De acordo com ele, se essas especulações de curto prazo ocorrerem simultaneamente à "precificação total da vitória de Lula", a cotação do dólar poderia facilmente atingir R$ 4,5 ou até R$ 5. No entanto, ressalvou, isso ocorreria por um período muito curto, pois seria difícil a moeda americana sustentar-se num patamar acima de R$ 4.

Alta artificial
O operador explicou que a alta do dólar nos últimos dias teve relação direta com o vencimento, hoje, de US$ 1,5 bilhão em títulos cambiais do governo. A liquidação desses papéis é feita pelo Ptax (preço médio do dólar, medido diariamente pelo Banco Central) do dia anterior ao do vencimento (no caso, ontem). Portanto, quanto maior o valor do dólar, maior é a remuneração dos investidores, que, para, se beneficiar desse mecanismo de correção, teriam pressionado a cotação da moeda norte-americana.
Outro fator importante é o fato de que, com o fim do mês, aproximam-se os vencimentos dos contratos da BM&F (Bolsa de Mercadorias & Futuros) -e, com esses vencimentos, aumenta a ansiedade dos investidores para influir artificialmente na cotação da moeda, reduzindo perdas ou majorando ganhos. Como o mercado de câmbio tem produzido poucas transações, os investidores conseguem influenciar a cotação do dólar usando muito pouca munição.

Serra com chances
A teoria de que os investidores ainda não embutiram totalmente uma eventual vitória de Lula na cotação do real pode ser vista pelos relatórios de alguns bancos de investimento. O Goldman Sachs, por exemplo, diz em suas últimas análises acreditar que o candidato do PSDB à Presidência, José Serra, ainda pode ganhar as eleições. No entanto, preparando seus clientes para uma eventual vitória de Lula, o banco adverte que, se o PT ganhar, "os mercados financeiros gostariam de ver ações econômicas fortes e rápidas que mostrem a habilidade de uma administração (do PT) para assegurar estabilidade econômica".
Caso contrário, diz uma dessas análises, "os mercados financeiros deverão testar a nova administração num momento em que as condições econômicas globais continuam difíceis para grandes devedores emergentes como o Brasil".
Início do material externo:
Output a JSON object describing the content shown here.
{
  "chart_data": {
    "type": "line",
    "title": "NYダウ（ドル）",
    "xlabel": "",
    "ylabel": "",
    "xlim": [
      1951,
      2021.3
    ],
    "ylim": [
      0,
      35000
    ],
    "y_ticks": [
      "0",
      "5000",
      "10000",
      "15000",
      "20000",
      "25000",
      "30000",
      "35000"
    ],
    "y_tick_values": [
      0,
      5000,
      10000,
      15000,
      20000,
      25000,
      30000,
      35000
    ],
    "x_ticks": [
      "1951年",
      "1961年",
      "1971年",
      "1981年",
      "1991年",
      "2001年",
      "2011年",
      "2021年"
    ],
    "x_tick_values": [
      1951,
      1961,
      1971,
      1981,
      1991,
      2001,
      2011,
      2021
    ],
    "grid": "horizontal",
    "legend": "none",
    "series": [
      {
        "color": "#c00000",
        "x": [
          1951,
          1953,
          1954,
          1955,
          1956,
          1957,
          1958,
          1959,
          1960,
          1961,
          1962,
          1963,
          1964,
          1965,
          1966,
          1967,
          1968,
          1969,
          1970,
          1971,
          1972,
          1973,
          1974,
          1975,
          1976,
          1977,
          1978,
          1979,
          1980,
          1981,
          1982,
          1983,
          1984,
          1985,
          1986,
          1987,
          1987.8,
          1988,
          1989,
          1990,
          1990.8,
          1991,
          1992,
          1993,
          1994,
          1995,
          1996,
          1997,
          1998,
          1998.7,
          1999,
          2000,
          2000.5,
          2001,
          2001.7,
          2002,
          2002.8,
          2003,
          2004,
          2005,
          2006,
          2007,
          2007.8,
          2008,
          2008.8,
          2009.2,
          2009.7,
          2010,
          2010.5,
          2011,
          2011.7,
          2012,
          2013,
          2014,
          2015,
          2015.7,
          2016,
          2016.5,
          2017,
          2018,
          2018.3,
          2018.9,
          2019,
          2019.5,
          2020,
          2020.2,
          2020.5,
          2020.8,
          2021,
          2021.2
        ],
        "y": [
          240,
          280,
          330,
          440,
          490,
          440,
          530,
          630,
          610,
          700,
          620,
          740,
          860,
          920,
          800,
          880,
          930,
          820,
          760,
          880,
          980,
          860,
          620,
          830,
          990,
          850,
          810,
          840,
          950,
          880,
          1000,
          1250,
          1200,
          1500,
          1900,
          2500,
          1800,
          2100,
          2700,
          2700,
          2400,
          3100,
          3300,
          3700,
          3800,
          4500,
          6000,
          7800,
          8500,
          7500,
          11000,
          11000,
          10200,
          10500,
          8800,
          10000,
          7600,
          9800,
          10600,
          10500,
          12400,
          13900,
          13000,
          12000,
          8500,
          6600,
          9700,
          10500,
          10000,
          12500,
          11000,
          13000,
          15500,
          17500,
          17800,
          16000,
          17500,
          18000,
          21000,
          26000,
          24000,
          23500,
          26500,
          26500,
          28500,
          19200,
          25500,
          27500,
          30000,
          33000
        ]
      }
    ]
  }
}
Já o HSBC, que em junho tinha cerca de US$ 2,6 bilhões em sua carteira de empréstimos ao Brasil e que ontem elevou provisões para o país, diz, em relatório, que a cotação do dólar está excessiva e sofrerá uma correção nos próximos dois ou três meses. No entanto, sob um cenário alternativo, chamado pelo banco de "turbulento", a correção no câmbio demoraria muito mais para ocorrer e provocaria uma aceleração da inflação.